Still to this day I can’t believe my naivety over my future. I thought I had a chance at a defence with a claim of self-defense against a monster. Though, as I faced that judge and the long line of character witnesses, I became real scared. They vouched for what a wonderful man and father the late Sheriff Barns was before his tragic and brutal death by a deranged young man. I began to see the scary truth of what was to come. Despite the evidence by Nona, Charlie, and myself, the jury and judge believed there was more behind the scenes than any whiteness could see, which gave us hope. Then they went on to say the word, but… when you hear
but
, everything before it is dissolved.
I was defending our lives right up until I chased him out into the yard and shot him in the back.
Nona screamed against their words, for she knew the truth.
She
pulled the trigger that fateful day, and yet I was going to pay the price. The guilt was screaming from her soul, and all I wanted to do was hold her.
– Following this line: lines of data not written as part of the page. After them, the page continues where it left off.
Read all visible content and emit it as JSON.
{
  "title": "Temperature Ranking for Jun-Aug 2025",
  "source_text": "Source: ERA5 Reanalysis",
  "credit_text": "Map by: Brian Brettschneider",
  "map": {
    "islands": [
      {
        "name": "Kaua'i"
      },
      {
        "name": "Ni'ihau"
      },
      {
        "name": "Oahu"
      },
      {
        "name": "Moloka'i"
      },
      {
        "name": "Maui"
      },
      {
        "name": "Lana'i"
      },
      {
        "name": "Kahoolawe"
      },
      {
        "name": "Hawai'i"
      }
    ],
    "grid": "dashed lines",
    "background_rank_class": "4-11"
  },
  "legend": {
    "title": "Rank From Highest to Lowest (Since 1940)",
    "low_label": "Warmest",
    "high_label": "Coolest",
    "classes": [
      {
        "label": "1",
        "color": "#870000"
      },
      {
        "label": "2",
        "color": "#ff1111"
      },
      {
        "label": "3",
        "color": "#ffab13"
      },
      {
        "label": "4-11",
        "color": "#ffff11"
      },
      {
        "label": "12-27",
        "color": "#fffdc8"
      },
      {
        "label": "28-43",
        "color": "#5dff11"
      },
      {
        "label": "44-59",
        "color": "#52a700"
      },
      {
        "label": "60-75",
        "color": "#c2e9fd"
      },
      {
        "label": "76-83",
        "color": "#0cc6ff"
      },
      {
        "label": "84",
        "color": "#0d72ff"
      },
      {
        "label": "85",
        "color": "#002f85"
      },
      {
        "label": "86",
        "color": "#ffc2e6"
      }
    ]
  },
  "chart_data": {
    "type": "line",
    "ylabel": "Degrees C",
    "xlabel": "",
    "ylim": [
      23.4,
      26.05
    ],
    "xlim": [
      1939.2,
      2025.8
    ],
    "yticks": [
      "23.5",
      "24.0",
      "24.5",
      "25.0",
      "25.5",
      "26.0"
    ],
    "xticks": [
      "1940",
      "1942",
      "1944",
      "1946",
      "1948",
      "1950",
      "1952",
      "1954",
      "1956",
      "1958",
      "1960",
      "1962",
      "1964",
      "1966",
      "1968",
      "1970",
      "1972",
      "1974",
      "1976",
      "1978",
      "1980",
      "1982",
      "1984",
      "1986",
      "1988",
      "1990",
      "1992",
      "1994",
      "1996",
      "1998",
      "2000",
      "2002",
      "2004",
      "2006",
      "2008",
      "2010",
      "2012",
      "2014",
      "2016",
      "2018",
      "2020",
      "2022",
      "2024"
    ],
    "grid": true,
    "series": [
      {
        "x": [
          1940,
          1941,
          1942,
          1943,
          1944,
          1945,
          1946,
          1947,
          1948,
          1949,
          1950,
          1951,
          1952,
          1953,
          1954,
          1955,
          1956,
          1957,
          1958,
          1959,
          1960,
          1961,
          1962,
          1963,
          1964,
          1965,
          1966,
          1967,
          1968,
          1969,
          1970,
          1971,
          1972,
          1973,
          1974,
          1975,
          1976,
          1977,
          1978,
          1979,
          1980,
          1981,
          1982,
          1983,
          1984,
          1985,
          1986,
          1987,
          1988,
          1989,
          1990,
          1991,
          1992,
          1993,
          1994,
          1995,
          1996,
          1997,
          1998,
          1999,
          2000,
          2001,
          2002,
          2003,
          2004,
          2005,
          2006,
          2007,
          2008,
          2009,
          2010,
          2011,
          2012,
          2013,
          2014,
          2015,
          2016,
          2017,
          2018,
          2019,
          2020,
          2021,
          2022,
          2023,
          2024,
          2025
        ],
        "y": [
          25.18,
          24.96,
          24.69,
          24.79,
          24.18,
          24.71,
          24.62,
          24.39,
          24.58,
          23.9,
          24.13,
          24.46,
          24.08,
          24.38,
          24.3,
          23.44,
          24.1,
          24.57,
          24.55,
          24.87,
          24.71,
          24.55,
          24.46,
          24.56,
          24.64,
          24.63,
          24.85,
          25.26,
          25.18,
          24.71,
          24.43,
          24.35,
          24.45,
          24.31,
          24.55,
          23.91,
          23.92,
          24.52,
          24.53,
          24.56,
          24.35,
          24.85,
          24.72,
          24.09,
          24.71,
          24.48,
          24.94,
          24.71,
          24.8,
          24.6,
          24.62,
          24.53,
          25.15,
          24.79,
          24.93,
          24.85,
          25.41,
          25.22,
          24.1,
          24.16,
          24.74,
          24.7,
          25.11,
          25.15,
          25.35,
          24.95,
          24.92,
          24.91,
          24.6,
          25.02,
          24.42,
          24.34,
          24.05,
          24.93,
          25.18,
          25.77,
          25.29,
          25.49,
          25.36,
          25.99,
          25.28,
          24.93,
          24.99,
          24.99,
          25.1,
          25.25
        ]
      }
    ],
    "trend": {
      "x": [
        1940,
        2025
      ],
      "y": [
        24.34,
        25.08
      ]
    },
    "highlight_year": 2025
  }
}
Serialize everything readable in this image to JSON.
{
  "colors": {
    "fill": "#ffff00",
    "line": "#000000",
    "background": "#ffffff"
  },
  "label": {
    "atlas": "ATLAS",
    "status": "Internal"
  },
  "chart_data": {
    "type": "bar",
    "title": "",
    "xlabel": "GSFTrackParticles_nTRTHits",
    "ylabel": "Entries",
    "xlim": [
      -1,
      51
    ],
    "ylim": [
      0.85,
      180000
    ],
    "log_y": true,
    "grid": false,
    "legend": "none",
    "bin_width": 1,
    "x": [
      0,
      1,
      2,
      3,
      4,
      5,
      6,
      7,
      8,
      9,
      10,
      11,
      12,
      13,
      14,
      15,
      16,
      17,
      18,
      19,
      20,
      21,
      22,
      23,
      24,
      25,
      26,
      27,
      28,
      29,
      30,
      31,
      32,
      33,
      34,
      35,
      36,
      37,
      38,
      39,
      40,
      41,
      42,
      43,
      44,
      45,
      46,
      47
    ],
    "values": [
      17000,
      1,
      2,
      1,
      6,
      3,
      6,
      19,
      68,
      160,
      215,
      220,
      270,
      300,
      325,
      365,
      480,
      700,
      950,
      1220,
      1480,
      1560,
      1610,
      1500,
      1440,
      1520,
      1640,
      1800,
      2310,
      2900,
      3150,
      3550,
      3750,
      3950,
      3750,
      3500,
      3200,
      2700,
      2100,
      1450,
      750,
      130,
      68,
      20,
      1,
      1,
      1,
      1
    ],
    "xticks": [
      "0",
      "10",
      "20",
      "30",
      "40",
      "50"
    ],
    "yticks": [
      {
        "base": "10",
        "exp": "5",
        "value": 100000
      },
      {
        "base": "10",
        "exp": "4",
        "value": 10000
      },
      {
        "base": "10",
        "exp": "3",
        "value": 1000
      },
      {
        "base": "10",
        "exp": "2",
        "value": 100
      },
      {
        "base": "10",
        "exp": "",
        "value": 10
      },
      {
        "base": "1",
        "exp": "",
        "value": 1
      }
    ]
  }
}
Charlie was nowhere to be seen. They kept her from us because she was a minor. I only saw her during her testimony. She wept so hard as she told her version of what her father did to us and her on that day, never swaying from my gaze. Right before she was to recite her lie, she looked toward Nona and Davey, and did us all proud before they ushered her from the courtroom and my life.
There is a line between self-defense and hunting. I crossed that line and was sentenced accordingly. I faced a small time in detention until I turned of age where they then transferred me to state pen to face five years with parole.
Detention was almost like a heavily guarded school, allowing me to continue schooling and offered counseling. There were some soft kids in there, but most were borderline insane or a member of a gang. My first day I was warned about the gangs. If I wasn’t such a loner, I may have chosen to join them because I understood the power of loneliness. When you’ve been ripped from your family or never had one, it’s very tempting to become a part of something that represents the idea. They were a brotherhood, and they were dangerous. I did my very best to stay out of their way, aware survival was my only friend.